The frost is on the pumpkin, so why not make waffles?

For the third year in a row, we are happy to share our friend Cheryl Paff‘s award winning recipe.

If you have family or friends waking up in your house this holiday season, try Cheryl’s recipe for pumpkin waffles–for breakfast or a late dinner.
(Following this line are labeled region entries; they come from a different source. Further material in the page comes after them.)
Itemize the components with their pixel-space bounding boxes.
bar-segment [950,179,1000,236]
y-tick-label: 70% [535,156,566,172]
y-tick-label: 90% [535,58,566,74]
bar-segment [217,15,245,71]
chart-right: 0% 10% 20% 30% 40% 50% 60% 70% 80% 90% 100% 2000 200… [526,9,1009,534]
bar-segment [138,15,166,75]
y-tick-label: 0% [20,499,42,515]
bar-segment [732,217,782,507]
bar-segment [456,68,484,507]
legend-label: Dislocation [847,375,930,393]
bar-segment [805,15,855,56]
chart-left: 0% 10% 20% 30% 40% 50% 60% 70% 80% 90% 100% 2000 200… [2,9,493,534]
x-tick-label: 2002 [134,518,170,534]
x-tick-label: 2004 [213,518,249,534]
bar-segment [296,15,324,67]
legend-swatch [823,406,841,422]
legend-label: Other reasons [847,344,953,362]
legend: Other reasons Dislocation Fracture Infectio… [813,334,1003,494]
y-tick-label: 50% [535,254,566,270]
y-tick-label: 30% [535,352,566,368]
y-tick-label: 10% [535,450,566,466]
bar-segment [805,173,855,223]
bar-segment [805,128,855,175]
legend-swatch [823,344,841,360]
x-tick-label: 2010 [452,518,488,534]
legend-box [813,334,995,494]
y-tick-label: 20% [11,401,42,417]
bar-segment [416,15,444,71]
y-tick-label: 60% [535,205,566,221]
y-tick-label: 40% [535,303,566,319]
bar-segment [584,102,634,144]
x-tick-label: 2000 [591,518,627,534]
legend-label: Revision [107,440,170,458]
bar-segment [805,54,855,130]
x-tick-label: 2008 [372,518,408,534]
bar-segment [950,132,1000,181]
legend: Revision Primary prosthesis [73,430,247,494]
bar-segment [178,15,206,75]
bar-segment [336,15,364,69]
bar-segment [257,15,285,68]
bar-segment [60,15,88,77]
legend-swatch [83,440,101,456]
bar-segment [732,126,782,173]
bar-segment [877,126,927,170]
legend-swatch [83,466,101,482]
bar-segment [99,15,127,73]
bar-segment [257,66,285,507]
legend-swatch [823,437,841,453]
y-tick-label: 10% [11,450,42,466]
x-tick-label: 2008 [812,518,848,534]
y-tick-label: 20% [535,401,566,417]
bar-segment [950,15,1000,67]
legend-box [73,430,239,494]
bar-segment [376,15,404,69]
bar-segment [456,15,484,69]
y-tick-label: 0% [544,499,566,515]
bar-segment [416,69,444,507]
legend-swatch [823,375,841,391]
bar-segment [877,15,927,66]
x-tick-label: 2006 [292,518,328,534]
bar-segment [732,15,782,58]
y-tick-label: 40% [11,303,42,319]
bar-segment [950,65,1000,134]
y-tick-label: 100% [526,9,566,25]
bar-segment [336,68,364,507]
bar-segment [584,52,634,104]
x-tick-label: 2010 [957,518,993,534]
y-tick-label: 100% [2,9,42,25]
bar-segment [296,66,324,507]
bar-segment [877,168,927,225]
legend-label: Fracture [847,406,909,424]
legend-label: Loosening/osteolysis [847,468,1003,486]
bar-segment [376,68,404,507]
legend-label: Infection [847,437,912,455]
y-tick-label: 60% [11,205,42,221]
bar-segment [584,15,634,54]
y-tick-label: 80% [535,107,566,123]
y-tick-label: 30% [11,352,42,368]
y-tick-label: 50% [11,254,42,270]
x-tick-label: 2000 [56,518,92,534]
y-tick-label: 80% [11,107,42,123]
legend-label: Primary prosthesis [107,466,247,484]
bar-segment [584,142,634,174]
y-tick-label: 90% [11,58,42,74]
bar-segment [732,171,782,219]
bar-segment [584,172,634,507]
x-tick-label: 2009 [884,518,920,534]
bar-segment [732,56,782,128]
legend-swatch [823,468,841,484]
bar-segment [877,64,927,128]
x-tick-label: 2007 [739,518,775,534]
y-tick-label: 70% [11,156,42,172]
But only if you want them to come back!

Taking full advantage of the winter squash and apple bounty this time of year, these pumpkin waffles absolutely taste like the season!

For the waffles

2 Eggs
1/2 Cup Canola Oil
2/3 Cup Firmly Packed Brown Sugar
1/2 Cup Cooked Pumpkin or Butternut Squash
1 Tbsp Maple Syrup
1 1/4 Cup Water
1/2 tsp Vanilla
2 1/4 Cups Flour
1 Tbsp Baking Powder
1 tsp Cinnamon
1/2 tsp Freshly Ground Nutmeg
1/2 tsp Ground Ginger
1/2 tsp Salt
1/4 tsp Ground Cloves

For the apples

4 Small Apples – peeled, cored and sliced thinly
2 Tbsp Butter
1/4 tsp Cinnamon
1/4 tsp Freshly Ground Nutmeg
1/4 Cup Pure Maple Syrup

Sources

Eggs – Quattro’s Poultry Farm
Butternut Squash – Migliorelli Farm
Maple Syrup – Oliverea Schoolhouse Maple
Soft White Winter Wheat Pastry Flour – Wild Hive Farm
Empire Apples – Mead Orchards
Butter – Ronnybrook Farm

Method

For the Waffles:

Beat the eggs, oil and sugar together. Blend in the pumpkin, maple syrup, water and vanilla.
In a separate large bowl, whisk together the flour, baking powder, salt and spices. Pour the wet ingredients into the bowl with the flour and mix until just combined. Don’t overwork it.
Pour the batter into a preheated waffle iron and cook until crisp on the outside.

For the Apples:

Place a large skillet over medium heat and melt the butter. Add the apple slices, toss to coat them with the butter and cook until softened, about 5-6 minutes, turning them occasionally. Sprinkle the cinnamon and nutmeg over the apples and toss to coat. Stir in the maple syrup and continue to cook for another minute.
Serve each waffle with a spoonful of the apples over the top.

Doesn’t this pumpkin waffle recipe sound delicious?